1. Selecting based on partial verification
After finding that multiple choices work for their tested value (like \(\mathrm{n = 7}\)), students might select the first one that worked or the one that "looks simpler" rather than systematically eliminating wrong choices. They don't realize they need to find the choice that works for ALL values of \(\mathrm{n > 6}\).

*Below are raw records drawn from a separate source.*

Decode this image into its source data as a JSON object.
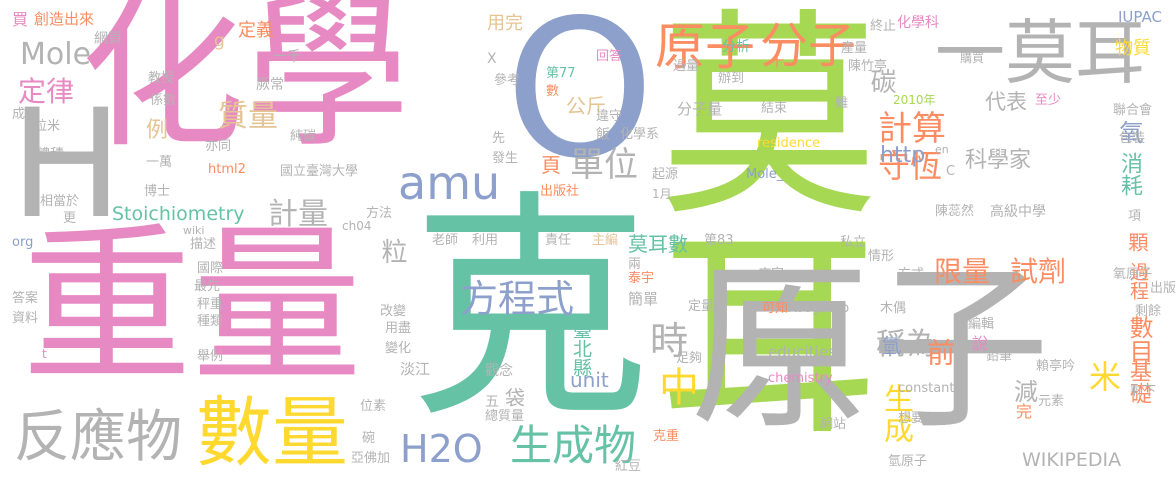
{
  "palette": {
    "pink": "#e78ac3",
    "green": "#a6d854",
    "teal": "#66c2a5",
    "grey": "#b3b3b3",
    "blue": "#8da0cb",
    "orange": "#fc8d62",
    "yellow": "#ffd92f",
    "tan": "#e5c494"
  },
  "words": {
    "w_huaxue": "化學",
    "w_ke": "克",
    "w_moer1": "莫耳",
    "w_moer2": "一莫耳",
    "w_yuanzi": "原子",
    "w_zhongliang": "重量",
    "w_o": "O",
    "w_h": "H",
    "w_shuliang": "數量",
    "w_fanyingwu": "反應物",
    "w_yuanzi2": "原子",
    "w_fenzi": "分子",
    "w_amu": "amu",
    "w_h2o": "H2O",
    "w_shengchengwu": "生成物",
    "w_fangchengshi": "方程式",
    "w_mole": "Mole",
    "w_dinglv": "定律",
    "w_zhiliang": "質量",
    "w_danwei": "單位",
    "w_jiliang": "計量",
    "w_jisuan": "計算",
    "w_shouheng": "守恆",
    "w_stoich": "Stoichiometry",
    "w_xianliang": "限量",
    "w_shiji": "試劑",
    "w_chengwei": "稱為",
    "w_shi": "時",
    "w_kexuejia": "科學家",
    "w_daibiao": "代表",
    "w_tan": "碳",
    "w_yang": "氧",
    "w_xiaohao": "消耗",
    "w_shengcheng": "生成",
    "w_zhong": "中",
    "w_mi": "米",
    "w_jichu": "基礎",
    "w_shumu": "數目",
    "w_qian": "前",
    "w_wikipedia": "WIKIPEDIA",
    "w_moershu": "莫耳數",
    "w_http": "http",
    "w_unit": "unit",
    "w_gongjin": "公斤",
    "w_li": "粒",
    "w_yong": "用完",
    "w_dingyi": "定義",
    "w_g": "g",
    "w_mai": "買",
    "w_li2": "例",
    "w_ye": "頁",
    "w_guocheng": "過程",
    "w_ke2": "顆",
    "w_taibei": "臺北縣",
    "w_jian": "減",
    "w_wuliangzhi": "物質",
    "w_iupac": "IUPAC",
    "w_huaxueke": "化學科",
    "w_fenxi": "分析",
    "w_zhongzhi": "終止",
    "w_chuangzao": "創造出來",
    "w_wangye": "網頁",
    "w_yiqian": "一千",
    "w_jiaoshou": "教授",
    "w_xishu": "係數",
    "w_changchang": "厥常",
    "w_dijieti": "第77",
    "w_huida": "回答",
    "w_cankao": "參考",
    "w_shu": "數",
    "w_weishou": "違守",
    "w_guoliang": "過量",
    "w_bandao": "辦到",
    "w_chanliang": "產量",
    "w_chenzhuting": "陳竹亭",
    "w_gouai": "購買",
    "w_fenziliang": "分子量",
    "w_jieshu": "結束",
    "w_zhishao": "至少",
    "w_nian": "2010年",
    "w_lianhehui": "聯合會",
    "w_baozhuang": "包裝",
    "w_chuntan": "純碳",
    "w_yijian": "亦同",
    "w_huaxuexi": "化學系",
    "w_residence": "residence",
    "w_moleu": "Mole_",
    "w_en": "en",
    "w_c": "C",
    "w_ndu": "國立臺灣大學",
    "w_html2": "html2",
    "w_faseng": "發生",
    "w_qiyuan": "起源",
    "w_chubanshe": "出版社",
    "w_yiyue": "1月",
    "w_fangfa": "方法",
    "w_boshi": "博士",
    "w_ch04": "ch04",
    "w_gaoji": "高級中學",
    "w_chenruiran": "陳蕊然",
    "w_ding": "項",
    "w_wiki": "wiki",
    "w_miaoshu": "描述",
    "w_laoshi": "老師",
    "w_liyong": "利用",
    "w_zeren": "責任",
    "w_zhubian": "主編",
    "w_di83": "第83",
    "w_sili": "私立",
    "w_qingxing": "情形",
    "w_fangshi": "方式",
    "w_dianjia": "店家",
    "w_guoji": "國際",
    "w_zuixian": "最先",
    "w_chengzhong": "秤重",
    "w_zhonglei": "種類",
    "w_gaibian": "改變",
    "w_yongjin": "用盡",
    "w_keyi": "可知",
    "w_avogadro": "Avogadro",
    "w_muou": "木偶",
    "w_bianji": "編輯",
    "w_educities": "educities",
    "w_chemistry": "chemistry",
    "w_constant": "constant",
    "w_qianbi": "鉛筆",
    "w_laitingyin": "賴亭吟",
    "w_yuansu": "元素",
    "w_shengxia": "剩下",
    "w_xiangyao": "想要",
    "w_wangzhan": "網站",
    "w_qingyuanzi": "氫原子",
    "w_yuanzi_small": "氧原子",
    "w_qing": "氫",
    "w_shuo": "說",
    "w_danchun": "簡單",
    "w_tianyu": "泰宇",
    "w_liang": "兩",
    "w_guannian": "觀念",
    "w_wu": "五",
    "w_dai": "袋",
    "w_zongzhiliang": "總質量",
    "w_hongdou": "紅豆",
    "w_kezhong": "克重",
    "w_yafujia": "亞佛加",
    "w_wan": "碗",
    "w_weisu": "位素",
    "w_danjiang": "淡江",
    "w_bianhua": "變化",
    "w_juli": "舉例",
    "w_daan": "答案",
    "w_ziliao": "資料",
    "w_xiangdangyu": "相當於",
    "w_geng": "更",
    "w_org": "org",
    "w_tiji": "體積",
    "w_yiwan": "一萬",
    "w_limi": "粒米",
    "w_cheng": "成",
    "w_t": "t",
    "w_x": "X",
    "w_fan": "飯",
    "w_nan": "難",
    "w_zuge": "足夠",
    "w_dingliang": "定量",
    "w_wan2": "完",
    "w_chuban": "出版",
    "w_shengyu": "剩餘",
    "w_plus": "十",
    "w_xian": "先"
  }
}
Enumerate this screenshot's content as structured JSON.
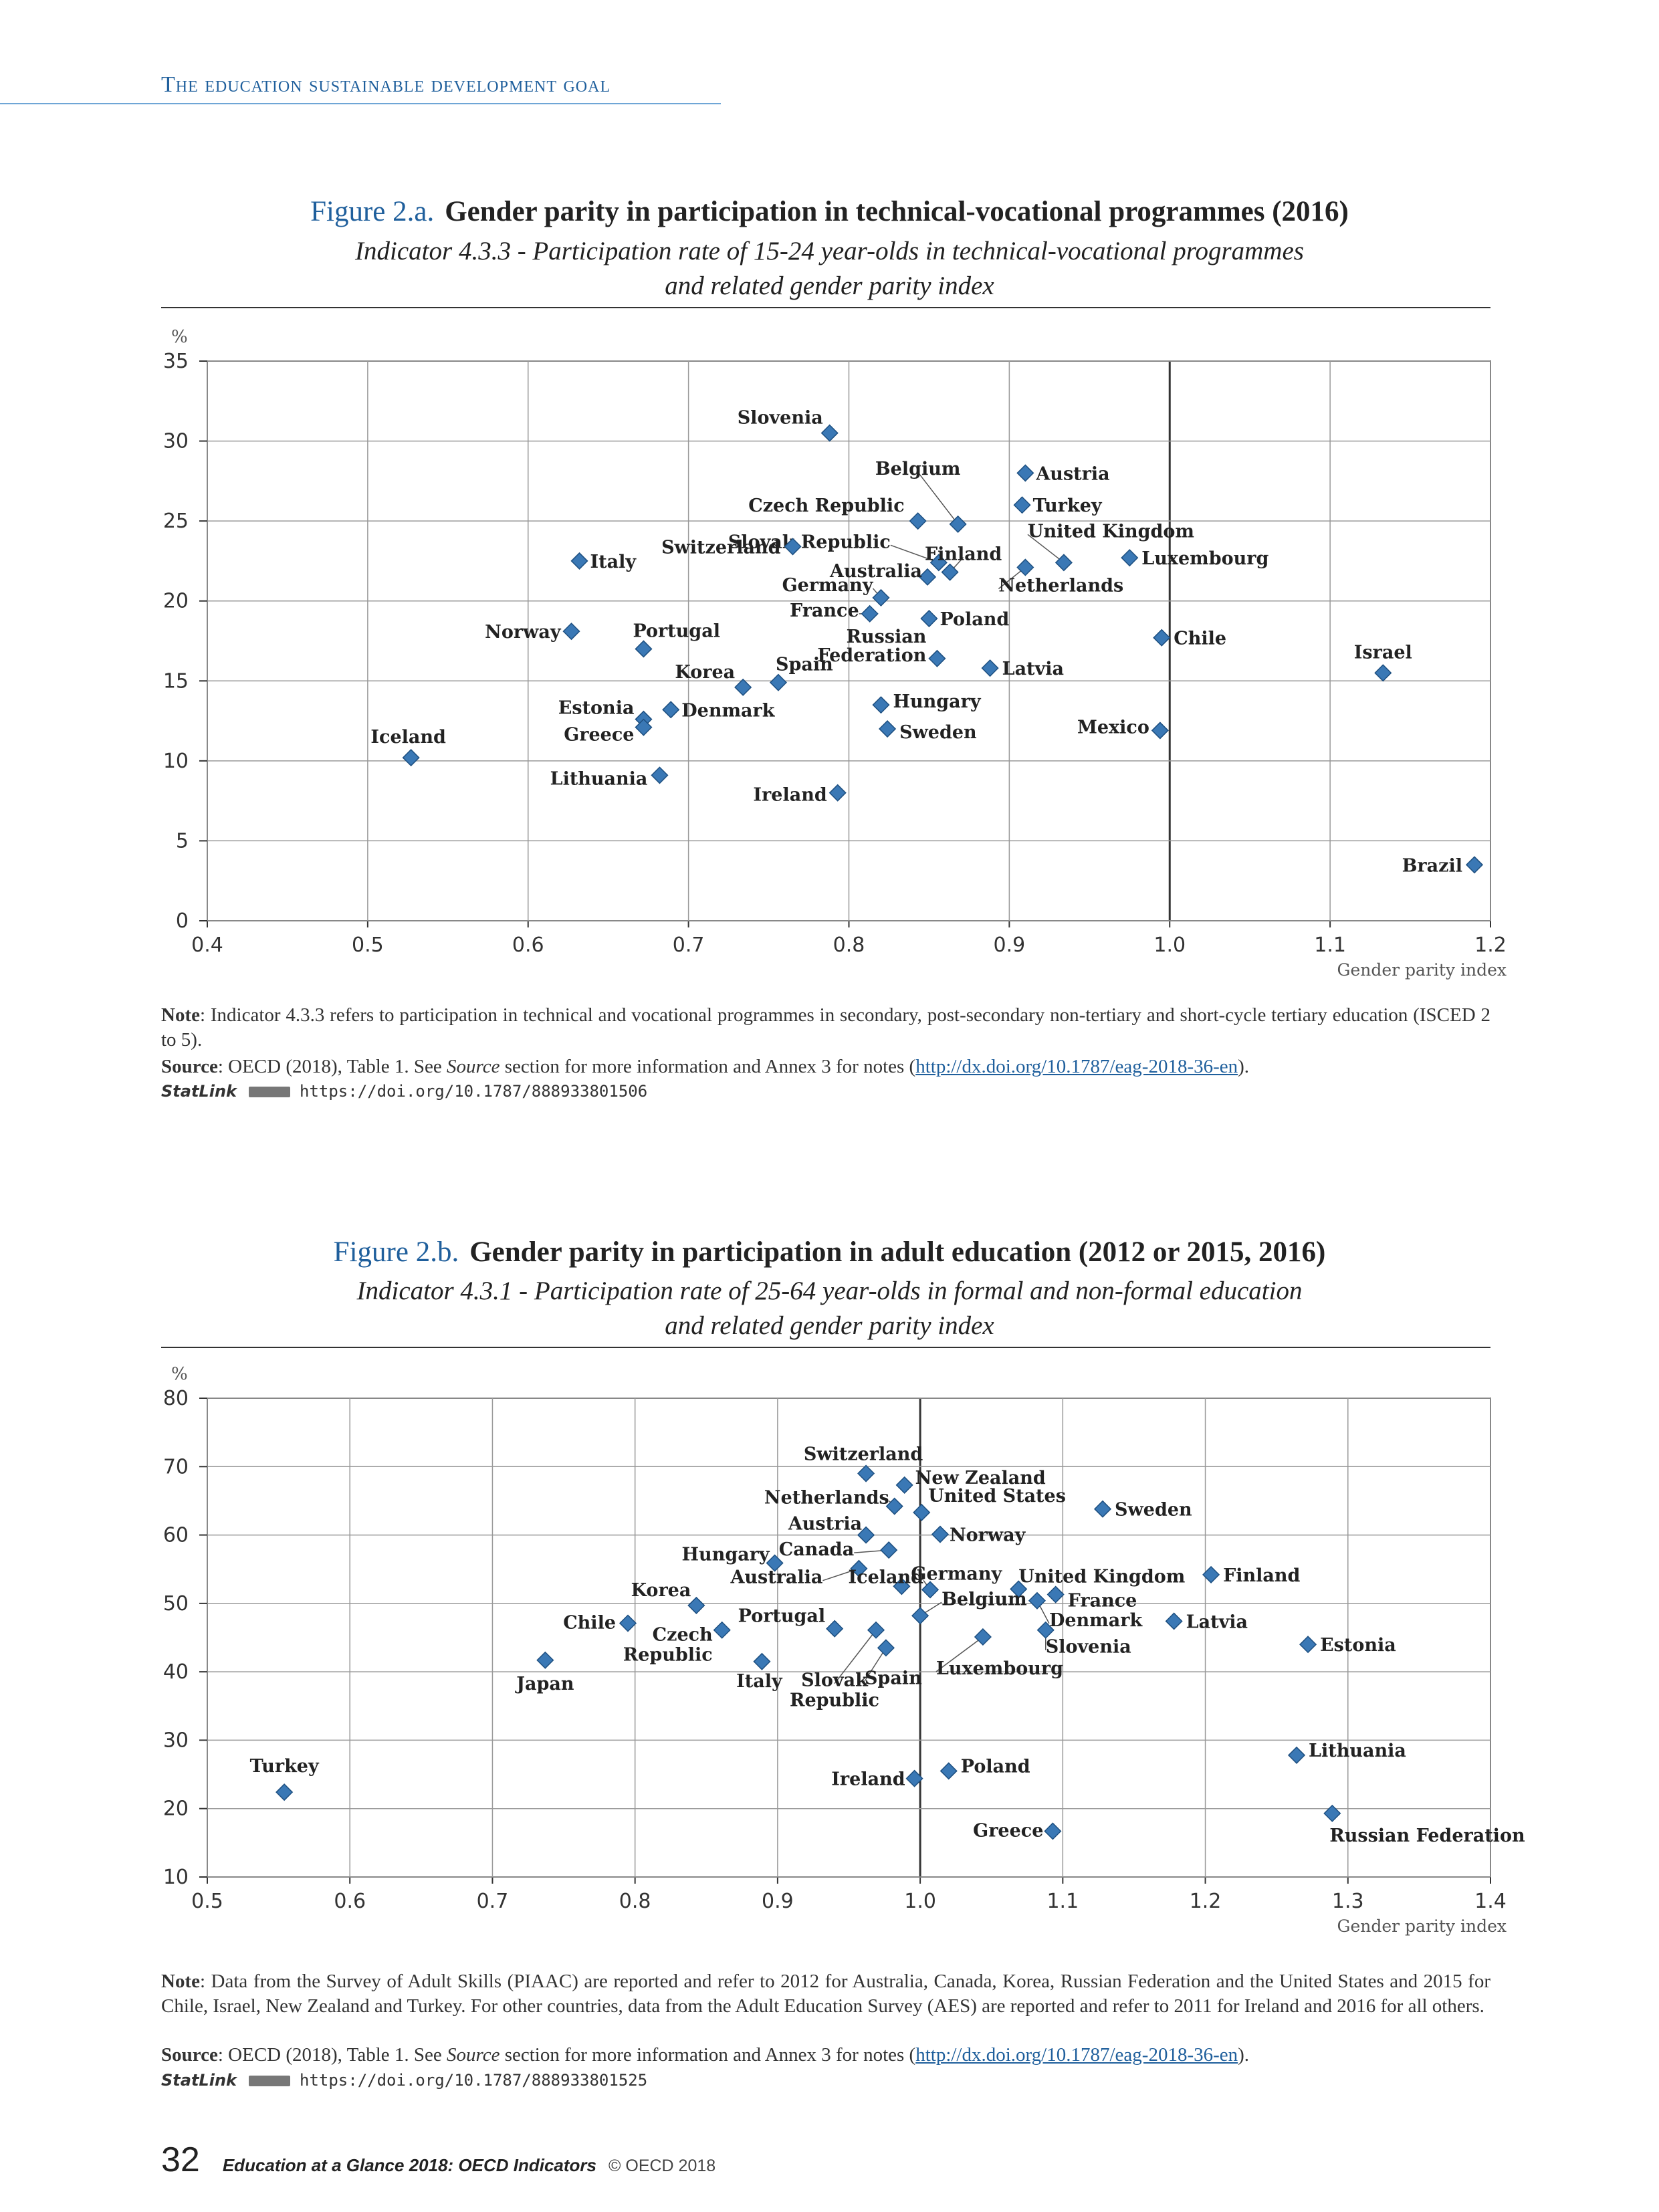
{
  "header": {
    "title": "The education sustainable development goal"
  },
  "figures": [
    {
      "number": "Figure 2.a.",
      "title": "Gender parity in participation in technical-vocational programmes (2016)",
      "subtitle_line1": "Indicator 4.3.3 - Participation rate of 15-24 year-olds in technical-vocational programmes",
      "subtitle_line2": "and related gender parity index",
      "note_label": "Note",
      "note": ": Indicator 4.3.3 refers to participation in technical and vocational programmes in secondary, post-secondary non-tertiary and short-cycle tertiary education (ISCED 2 to 5).",
      "source_label": "Source",
      "source_pre": ": OECD (2018), Table 1. See ",
      "source_italic": "Source",
      "source_post": " section for more information and Annex 3 for notes (",
      "source_link": "http://dx.doi.org/10.1787/eag-2018-36-en",
      "source_end": ").",
      "statlink_label": "StatLink",
      "statlink_url": "https://doi.org/10.1787/888933801506"
    },
    {
      "number": "Figure 2.b.",
      "title": "Gender parity in participation in adult education (2012 or 2015, 2016)",
      "subtitle_line1": "Indicator 4.3.1 - Participation rate of 25-64 year-olds in formal and non-formal education",
      "subtitle_line2": "and related gender parity index",
      "note_label": "Note",
      "note": ": Data from the Survey of Adult Skills (PIAAC) are reported and refer to 2012 for Australia, Canada, Korea, Russian Federation and the United States and 2015 for Chile, Israel, New Zealand and Turkey. For other countries, data from the Adult Education Survey (AES) are reported and refer to 2011 for Ireland and 2016 for all others.",
      "source_label": "Source",
      "source_pre": ": OECD (2018), Table 1. See ",
      "source_italic": "Source",
      "source_post": " section for more information and Annex 3 for notes (",
      "source_link": "http://dx.doi.org/10.1787/eag-2018-36-en",
      "source_end": ").",
      "statlink_label": "StatLink",
      "statlink_url": "https://doi.org/10.1787/888933801525"
    }
  ],
  "chart_data": [
    {
      "type": "scatter",
      "title": "Gender parity in participation in technical-vocational programmes (2016)",
      "xlabel": "Gender parity index",
      "ylabel": "%",
      "xlim": [
        0.4,
        1.2
      ],
      "ylim": [
        0,
        35
      ],
      "xticks": [
        "0.4",
        "0.5",
        "0.6",
        "0.7",
        "0.8",
        "0.9",
        "1.0",
        "1.1",
        "1.2"
      ],
      "yticks": [
        "0",
        "5",
        "10",
        "15",
        "20",
        "25",
        "30",
        "35"
      ],
      "grid": true,
      "reference_x": 1.0,
      "marker_color": "#3a78b5",
      "points": [
        {
          "label": "Slovenia",
          "x": 0.788,
          "y": 30.5
        },
        {
          "label": "Belgium",
          "x": 0.868,
          "y": 24.8
        },
        {
          "label": "Austria",
          "x": 0.91,
          "y": 28.0
        },
        {
          "label": "Turkey",
          "x": 0.908,
          "y": 26.0
        },
        {
          "label": "Czech Republic",
          "x": 0.843,
          "y": 25.0
        },
        {
          "label": "Slovak Republic",
          "x": 0.856,
          "y": 22.4
        },
        {
          "label": "Finland",
          "x": 0.863,
          "y": 21.8
        },
        {
          "label": "United Kingdom",
          "x": 0.934,
          "y": 22.4
        },
        {
          "label": "Netherlands",
          "x": 0.91,
          "y": 22.1
        },
        {
          "label": "Luxembourg",
          "x": 0.975,
          "y": 22.7
        },
        {
          "label": "Switzerland",
          "x": 0.765,
          "y": 23.4
        },
        {
          "label": "Italy",
          "x": 0.632,
          "y": 22.5
        },
        {
          "label": "Australia",
          "x": 0.849,
          "y": 21.5
        },
        {
          "label": "Germany",
          "x": 0.82,
          "y": 20.2
        },
        {
          "label": "France",
          "x": 0.813,
          "y": 19.2
        },
        {
          "label": "Poland",
          "x": 0.85,
          "y": 18.9
        },
        {
          "label": "Norway",
          "x": 0.627,
          "y": 18.1
        },
        {
          "label": "Portugal",
          "x": 0.672,
          "y": 17.0
        },
        {
          "label": "Chile",
          "x": 0.995,
          "y": 17.7
        },
        {
          "label": "Russian Federation",
          "x": 0.855,
          "y": 16.4
        },
        {
          "label": "Latvia",
          "x": 0.888,
          "y": 15.8
        },
        {
          "label": "Israel",
          "x": 1.133,
          "y": 15.5
        },
        {
          "label": "Korea",
          "x": 0.734,
          "y": 14.6
        },
        {
          "label": "Spain",
          "x": 0.756,
          "y": 14.9
        },
        {
          "label": "Estonia",
          "x": 0.672,
          "y": 12.6
        },
        {
          "label": "Greece",
          "x": 0.672,
          "y": 12.1
        },
        {
          "label": "Denmark",
          "x": 0.689,
          "y": 13.2
        },
        {
          "label": "Hungary",
          "x": 0.82,
          "y": 13.5
        },
        {
          "label": "Sweden",
          "x": 0.824,
          "y": 12.0
        },
        {
          "label": "Mexico",
          "x": 0.994,
          "y": 11.9
        },
        {
          "label": "Iceland",
          "x": 0.527,
          "y": 10.2
        },
        {
          "label": "Lithuania",
          "x": 0.682,
          "y": 9.1
        },
        {
          "label": "Ireland",
          "x": 0.793,
          "y": 8.0
        },
        {
          "label": "Brazil",
          "x": 1.19,
          "y": 3.5
        }
      ]
    },
    {
      "type": "scatter",
      "title": "Gender parity in participation in adult education (2012 or 2015, 2016)",
      "xlabel": "Gender parity index",
      "ylabel": "%",
      "xlim": [
        0.5,
        1.4
      ],
      "ylim": [
        10,
        80
      ],
      "xticks": [
        "0.5",
        "0.6",
        "0.7",
        "0.8",
        "0.9",
        "1.0",
        "1.1",
        "1.2",
        "1.3",
        "1.4"
      ],
      "yticks": [
        "10",
        "20",
        "30",
        "40",
        "50",
        "60",
        "70",
        "80"
      ],
      "grid": true,
      "reference_x": 1.0,
      "marker_color": "#3a78b5",
      "points": [
        {
          "label": "Switzerland",
          "x": 0.962,
          "y": 69.0
        },
        {
          "label": "New Zealand",
          "x": 0.989,
          "y": 67.3
        },
        {
          "label": "Netherlands",
          "x": 0.982,
          "y": 64.2
        },
        {
          "label": "United States",
          "x": 1.001,
          "y": 63.3
        },
        {
          "label": "Sweden",
          "x": 1.128,
          "y": 63.8
        },
        {
          "label": "Austria",
          "x": 0.962,
          "y": 60.0
        },
        {
          "label": "Norway",
          "x": 1.014,
          "y": 60.1
        },
        {
          "label": "Canada",
          "x": 0.978,
          "y": 57.8
        },
        {
          "label": "Hungary",
          "x": 0.898,
          "y": 55.9
        },
        {
          "label": "Australia",
          "x": 0.957,
          "y": 55.1
        },
        {
          "label": "Germany",
          "x": 0.987,
          "y": 52.5
        },
        {
          "label": "Finland",
          "x": 1.204,
          "y": 54.2
        },
        {
          "label": "United Kingdom",
          "x": 1.069,
          "y": 52.1
        },
        {
          "label": "France",
          "x": 1.095,
          "y": 51.3
        },
        {
          "label": "Korea",
          "x": 0.843,
          "y": 49.7
        },
        {
          "label": "Iceland",
          "x": 1.007,
          "y": 52.0
        },
        {
          "label": "Denmark",
          "x": 1.082,
          "y": 50.4
        },
        {
          "label": "Chile",
          "x": 0.795,
          "y": 47.1
        },
        {
          "label": "Portugal",
          "x": 0.94,
          "y": 46.3
        },
        {
          "label": "Belgium",
          "x": 1.0,
          "y": 48.2
        },
        {
          "label": "Latvia",
          "x": 1.178,
          "y": 47.4
        },
        {
          "label": "Czech Republic",
          "x": 0.861,
          "y": 46.1
        },
        {
          "label": "Slovenia",
          "x": 1.088,
          "y": 46.1
        },
        {
          "label": "Luxembourg",
          "x": 1.044,
          "y": 45.1
        },
        {
          "label": "Estonia",
          "x": 1.272,
          "y": 44.0
        },
        {
          "label": "Slovak Republic",
          "x": 0.969,
          "y": 46.1
        },
        {
          "label": "Spain",
          "x": 0.976,
          "y": 43.5
        },
        {
          "label": "Japan",
          "x": 0.737,
          "y": 41.7
        },
        {
          "label": "Italy",
          "x": 0.889,
          "y": 41.5
        },
        {
          "label": "Lithuania",
          "x": 1.264,
          "y": 27.8
        },
        {
          "label": "Poland",
          "x": 1.02,
          "y": 25.5
        },
        {
          "label": "Ireland",
          "x": 0.996,
          "y": 24.4
        },
        {
          "label": "Turkey",
          "x": 0.554,
          "y": 22.4
        },
        {
          "label": "Russian Federation",
          "x": 1.289,
          "y": 19.3
        },
        {
          "label": "Greece",
          "x": 1.093,
          "y": 16.7
        }
      ]
    }
  ],
  "footer": {
    "page_number": "32",
    "book_title": "Education at a Glance 2018: OECD Indicators",
    "copyright": "© OECD 2018"
  }
}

2. Confusing sufficient testing with proof
Students might test 2-3 values, see that Choice A works for all of them, and select it without fully understanding WHY it always works. While this leads to the correct answer, they miss the underlying mathematical reasoning about divisibility patterns and might not be able to solve similar problems confidently.

Alternate Solutions

Smart Numbers Approach

Step 1: Choose strategic values for n
Since we need to test which expression is always divisible by 3 for any integer \(\mathrm{n > 6}\), let's choose values that represent different cases based on their remainder when divided by 3:

• \(\mathrm{n = 7}\) (remainder 1 when divided by 3)
• \(\mathrm{n = 8}\) (remainder 2 when divided by 3)
• \(\mathrm{n = 9}\) (remainder 0 when divided by 3, i.e., divisible by 3)

These three values cover all possible cases since any integer must have remainder 0, 1, or 2 when divided by 3.

Step 2: Test each answer choice with n = 7

• A. \(\mathrm{n(n+1)(n-4) = 7(8)(3) = 168}\). Since \(\mathrm{168 = 3 \times 56}\), this is divisible by 3.
• B. \(\mathrm{n(n+2)(n-1) = 7(9)(6) = 378}\). Since \(\mathrm{378 = 3 \times 126}\), this is divisible by 3.
• C. \(\mathrm{n(n+3)(n-5) = 7(10)(2) = 140}\). Since \(\mathrm{140 \div 3 = 46.67...}\), this is NOT divisible by 3.
• D. \(\mathrm{n(n+4)(n-2) = 7(11)(5) = 385}\). Since \(\mathrm{385 \div 3 = 128.33...}\), this is NOT divisible by 3.
• E. \(\mathrm{n(n+5)(n-6) = 7(12)(1) = 84}\). Since \(\mathrm{84 = 3 \times 28}\), this is divisible by 3.

Step 3: Test remaining choices with n = 8
We can eliminate C and D, so we test A, B, and E:

• A. \(\mathrm{n(n+1)(n-4) = 8(9)(4) = 288}\). Since \(\mathrm{288 = 3 \times 96}\), this is divisible by 3.
• B. \(\mathrm{n(n+2)(n-1) = 8(10)(7) = 560}\). Since \(\mathrm{560 \div 3 = 186.67...}\), this is NOT divisible by 3.
• E. \(\mathrm{n(n+5)(n-6) = 8(13)(2) = 208}\). Since \(\mathrm{208 \div 3 = 69.33...}\), this is NOT divisible by 3.

Step 4: Verify choice A with n = 9

• A. \(\mathrm{n(n+1)(n-4) = 9(10)(5) = 450}\). Since \(\mathrm{450 = 3 \times 150}\), this is divisible by 3.

Step 5: Understand why A always works
From our testing, only choice A consistently produces results divisible by 3. Looking at the pattern \(\mathrm{n(n+1)(n-4)}\), we can rewrite this as \(\mathrm{n(n+1)(n-4)}\). Notice that we can rearrange the factors as \(\mathrm{(n-4), n, (n+1)}\), which represents three consecutive integers when we order them properly. Since among any three consecutive integers exactly one must be divisible by 3, their product will always be divisible by 3.

Conclusion: The answer is A, confirmed through strategic testing with smart numbers representing all possible remainders when dividing by 3.